Dry Lake in May 2010
The Harkness history
Much like Vulgamore Family Farms, the Harkness family has a long history in Western Kansas agriculture. The legacy began with Brannon Harkness, a baker who lived in Colorado Springs, Colorado in the 1920s. Seeing no future in his culinary career and tiring of city life, Brannon and his wife, Reba, packed up and moved out to Scott County, Kansas in search of a new beginning. They found it on three quarters of land with a house that had been repossessed by the bank.
The original Harkness farm in 1927
With no previous farming experience, it was a true leap of faith for Brannon. He immediately began meeting with local producers to collect as much advice and information on farming techniques as he could. He soon established a small cow herd of less than a dozen cows and more than one hundred chickens, and raised wheat and barley to feed them.
Brannon’s ambition began to pay off, and the farm grew. Reba and Brannon had five children - five girls and a boy. All of the children were actively involved on the farm, but it was the boy, Robert (a.k.a. “Bob“- born in 1930), who would go on to join his father on the farm after finishing high school in 1949. By that time, the total acres Brannon was farming had reached more than 2,000.
Harvesting wheat on the Harkness farm in 1938
Reba and Brannon Harkness (1935)
Reba and children with the family cow (late-1930s)
In the mid-1950s, the pair’s operation, formally known as BB & Son, began purchasing land and growing their operation even more. Their cow herd reached a total of 75-100 head. They started irrigating select parcels in the 1960s and continued to look for new opportunities for their farm.

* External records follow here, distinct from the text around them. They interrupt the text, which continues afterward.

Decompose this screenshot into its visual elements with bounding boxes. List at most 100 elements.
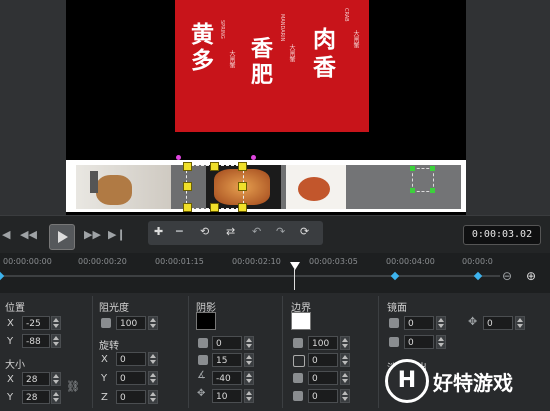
swap-icon[interactable]: ⇄ [226,225,235,238]
site-watermark: H 好特游戏 [385,355,545,405]
resize-handle-tl[interactable] [183,162,192,171]
mirror-fade-stepper[interactable] [436,335,446,349]
timecode-display[interactable]: 0:00:03.02 [463,225,541,245]
rotation-y-field[interactable]: 0 [116,371,146,385]
resize-handle-t[interactable] [210,162,219,171]
zoom-out-icon[interactable]: ⊖ [502,269,512,283]
poster-tiny-left: SPRING [219,20,225,39]
position-y-stepper[interactable] [51,334,61,348]
position-x-field[interactable]: -25 [22,316,50,330]
position-y-label: Y [7,336,14,347]
reverse-icon[interactable]: ⟲ [200,225,209,238]
shadow-distance-stepper[interactable] [244,389,254,403]
poster-tiny-mid: MANDARIN [279,14,285,42]
opacity-label: 阻光度 [99,303,129,314]
link-icon[interactable]: ⛓ [66,380,80,393]
remove-keyframe-icon[interactable]: ━ [176,225,183,238]
next-frame-icon[interactable]: ▶▶ [84,228,101,241]
previous-frame-icon[interactable]: ◀◀ [20,228,37,241]
shadow-opacity-stepper[interactable] [244,336,254,350]
panel-divider [188,296,189,408]
size-label: 大小 [5,360,25,371]
size-y-label: Y [7,392,14,403]
green-handle[interactable] [410,166,415,171]
resize-handle-r[interactable] [238,182,247,191]
border-width-stepper[interactable] [340,353,350,367]
image-strip[interactable] [66,160,466,212]
opacity-icon [101,318,111,328]
resize-handle-tr[interactable] [238,162,247,171]
move-icon: ✥ [468,315,478,328]
play-button[interactable] [49,224,75,250]
size-y-stepper[interactable] [51,390,61,404]
resize-handle-bl[interactable] [183,203,192,212]
shadow-color-swatch[interactable] [196,312,216,330]
mirror-distance-field[interactable]: 0 [483,316,513,330]
strip-panel-1 [76,165,171,209]
ruler-tick-label: 00:00:01:15 [155,257,204,266]
rotation-x-stepper[interactable] [148,352,158,366]
size-x-stepper[interactable] [51,372,61,386]
shadow-distance-field[interactable]: 10 [212,389,242,403]
keyframe-track[interactable] [0,275,500,277]
motion-point-icon[interactable] [251,155,256,160]
distance-icon: ✥ [197,388,206,399]
resize-handle-l[interactable] [183,182,192,191]
border-radius-field[interactable]: 0 [308,389,338,403]
ruler-tick-label: 00:00:00:20 [78,257,127,266]
mirror-distance-stepper[interactable] [515,316,525,330]
green-handle[interactable] [430,166,435,171]
border-color-swatch[interactable] [291,312,311,330]
shadow-blur-field[interactable]: 15 [212,353,242,367]
ruler-tick-label: 00:00:04:00 [386,257,435,266]
shadow-opacity-field[interactable]: 0 [212,336,242,350]
move-left-icon[interactable]: ↶ [252,225,261,238]
mirror-fade-field[interactable]: 0 [404,335,434,349]
rotation-z-label: Z [101,392,108,403]
rotation-x-field[interactable]: 0 [116,352,146,366]
size-y-field[interactable]: 28 [22,390,50,404]
rotation-z-stepper[interactable] [148,390,158,404]
opacity-field[interactable]: 100 [116,316,146,330]
border-width-field[interactable]: 0 [308,353,338,367]
poster-tag-right: 大闸蟹 [352,30,359,48]
position-x-stepper[interactable] [51,316,61,330]
playhead[interactable] [290,262,300,270]
move-right-icon[interactable]: ↷ [276,225,285,238]
resize-handle-b[interactable] [210,203,219,212]
mirror-opacity-field[interactable]: 0 [404,316,434,330]
border-opacity-stepper[interactable] [340,336,350,350]
rotation-y-stepper[interactable] [148,371,158,385]
shadow-blur-stepper[interactable] [244,353,254,367]
shadow-angle-stepper[interactable] [244,371,254,385]
zoom-in-icon[interactable]: ⊕ [526,269,536,283]
reset-icon[interactable]: ⟳ [300,225,309,238]
shadow-blur-icon [198,355,208,365]
border-style-field[interactable]: 0 [308,371,338,385]
position-y-field[interactable]: -88 [22,334,50,348]
green-handle[interactable] [410,188,415,193]
resize-handle-br[interactable] [238,203,247,212]
border-style-stepper[interactable] [340,371,350,385]
poster-image[interactable]: 黄多 香肥 肉香 大闸蟹 大闸蟹 大闸蟹 SPRING MANDARIN CRA… [175,0,369,132]
angle-icon: ∡ [197,370,206,381]
go-to-end-icon[interactable]: ▶❙ [108,228,126,241]
strip-panel-6 [346,165,461,209]
add-keyframe-icon[interactable]: ✚ [154,225,163,238]
green-handle[interactable] [430,188,435,193]
rotation-z-field[interactable]: 0 [116,390,146,404]
playhead-line [294,268,295,290]
watermark-text: 好特游戏 [433,371,513,395]
opacity-stepper[interactable] [148,316,158,330]
border-radius-stepper[interactable] [340,389,350,403]
step-back-icon[interactable]: ◀ [2,228,10,241]
size-x-label: X [7,374,14,385]
ruler-tick-label: 00:00:03:05 [309,257,358,266]
shadow-angle-field[interactable]: -40 [212,371,242,385]
mirror-opacity-stepper[interactable] [436,316,446,330]
rotation-x-label: X [101,354,108,365]
border-opacity-field[interactable]: 100 [308,336,338,350]
motion-point-icon[interactable] [176,155,181,160]
poster-tiny-right: CRAB [343,8,349,22]
size-x-field[interactable]: 28 [22,372,50,386]
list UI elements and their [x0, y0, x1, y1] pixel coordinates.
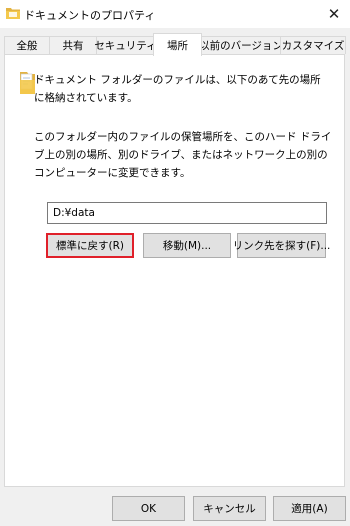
tab-security[interactable]: セキュリティ — [94, 36, 157, 54]
tab-label: 以前のバージョン — [199, 40, 283, 52]
tab-customize[interactable]: カスタマイズ — [280, 36, 346, 54]
move-label: 移動(M)... — [162, 240, 212, 252]
ok-button[interactable]: OK — [112, 496, 185, 521]
tab-location[interactable]: 場所 — [153, 33, 202, 56]
cancel-button[interactable]: キャンセル — [193, 496, 266, 521]
move-button[interactable]: 移動(M)... — [143, 233, 231, 258]
tab-strip: 全般 共有 セキュリティ 場所 以前のバージョン カスタマイズ — [0, 33, 350, 56]
tab-previous-versions[interactable]: 以前のバージョン — [199, 36, 283, 54]
ok-label: OK — [140, 502, 157, 515]
folder-documents-icon — [6, 7, 20, 19]
tab-label: 全般 — [16, 40, 38, 52]
find-target-label: リンク先を探す(F)... — [232, 240, 331, 252]
window-title: ドキュメントのプロパティ — [24, 9, 156, 22]
apply-label: 適用(A) — [291, 503, 328, 515]
tab-general[interactable]: 全般 — [4, 36, 50, 54]
location-panel: ドキュメント フォルダーのファイルは、以下のあて先の場所に格納されています。 こ… — [4, 54, 345, 487]
cancel-label: キャンセル — [203, 503, 256, 515]
tab-label: カスタマイズ — [281, 40, 345, 52]
restore-default-label: 標準に戻す(R) — [56, 240, 124, 252]
apply-button[interactable]: 適用(A) — [273, 496, 346, 521]
location-description: ドキュメント フォルダーのファイルは、以下のあて先の場所に格納されています。 — [34, 74, 321, 104]
restore-default-button[interactable]: 標準に戻す(R) — [46, 233, 134, 258]
tab-label: 共有 — [62, 40, 84, 52]
close-button[interactable]: ✕ — [318, 0, 350, 28]
title-bar: ドキュメントのプロパティ ✕ — [0, 0, 350, 28]
relocation-description: このフォルダー内のファイルの保管場所を、このハード ドライブ上の別の場所、別のド… — [34, 131, 332, 179]
tab-label: 場所 — [167, 39, 188, 52]
folder-path-input[interactable] — [47, 202, 327, 224]
properties-window: ドキュメントのプロパティ ✕ 全般 共有 セキュリティ 場所 以前のバージョン … — [0, 0, 350, 526]
tab-sharing[interactable]: 共有 — [49, 36, 97, 54]
close-icon: ✕ — [327, 5, 341, 23]
tab-label: セキュリティ — [94, 40, 157, 52]
find-target-button[interactable]: リンク先を探す(F)... — [233, 233, 330, 258]
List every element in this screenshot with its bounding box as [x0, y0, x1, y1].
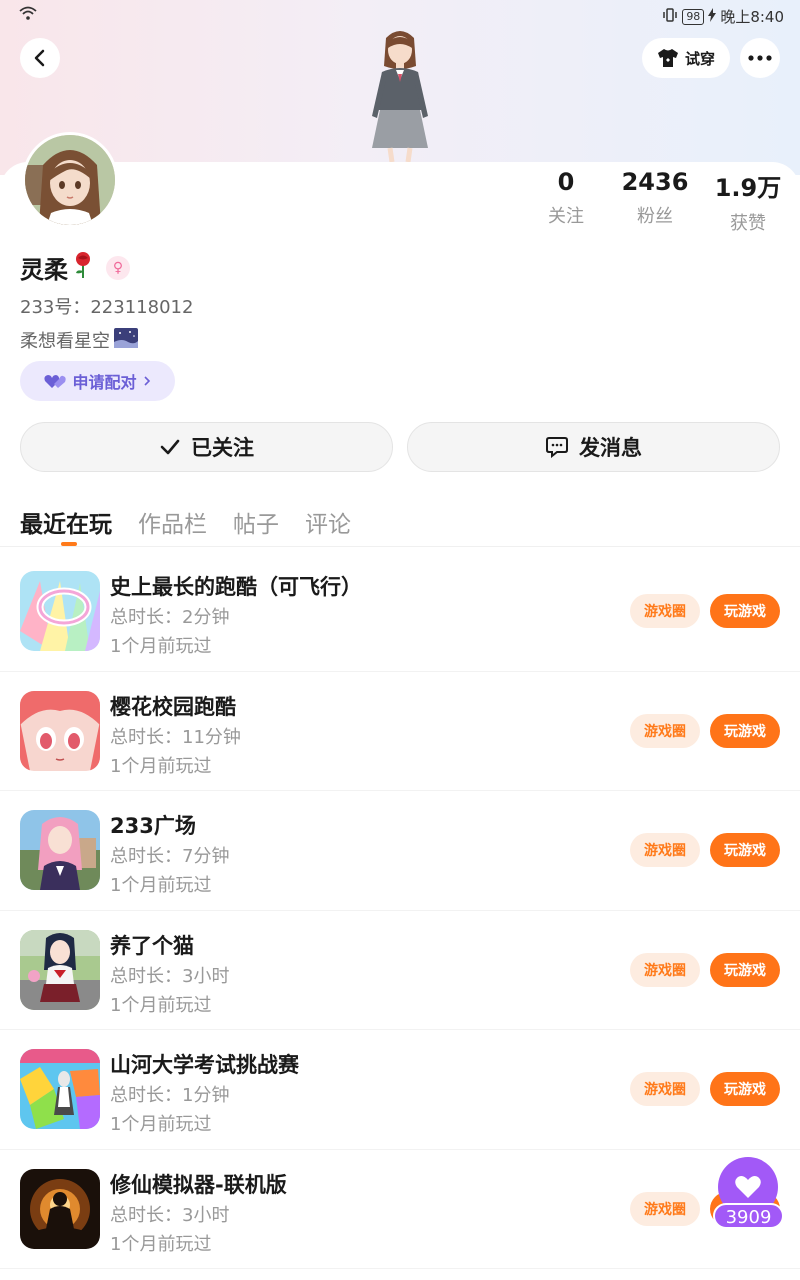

Such an opportunity would come about in the 1970s, as Bob began taking over the farm from his father. Bob and his wife, Deloras, had a daughter and two sons, and one of those sons, Mike, returned to the family farm in 1972. Soon after, Bob and Mike built a 3,500-head capacity feed yard and launched a cattle feeding operation that would eventually grow large enough to include commercial feeding.
Robert playing as a baby on the Harkness farm (1933)
Robert "Bob" Harkness (1948)
"BB" (Brannon) and son, Robert working the fields (circa 1939)
As they continued to expand, Mike and Bob placed an increasing focus on their crop production techniques. At the time, the Harknesses were practicing the wheat-fallow-wheat rotation typical to the area. However, they soon adopted an innovative wheat-fallow-milo/corn rotation in an effort to achieve greater production from their fields. They also left stubble on their fields for moisture conservation long before that practice was commonplace.
In the 1980s, Mike took a strong interest in the possibilities of applying chemical herbicides. One of the first producers in the area to undertake spraying, Mike soon found that it was highly advantageous in Western Kansas farming conditions and adopted it broadly across the farm. He was seen as an area expert in the technique and was often requested to speak at presentations and meetings into the 1990s as chemical application became widely practiced by farmers across the region.
Mike began purchasing additional acreage in the 1980s, and the farm grew in size from the approximately 3,000 acres when he joined the operation to the 10,000 acres of its current state. Mike is married to Kay and has four children. Bob and Mike continued to farm together through to 2010, as Bob transitioned to retirement.
Bob and Mike Harkness on their commercial feeding operation
Mike with his sprayer in 2010
The Harkness family, May 2010 (Bob - back row, center; Mike 2nd row, center)
The Dry Lake Farms partnership represents another new beginning for the farm as it brings on new individuals and new dreams, while ensuring that nearly 90 years of history and hard work continue to flourish into the future.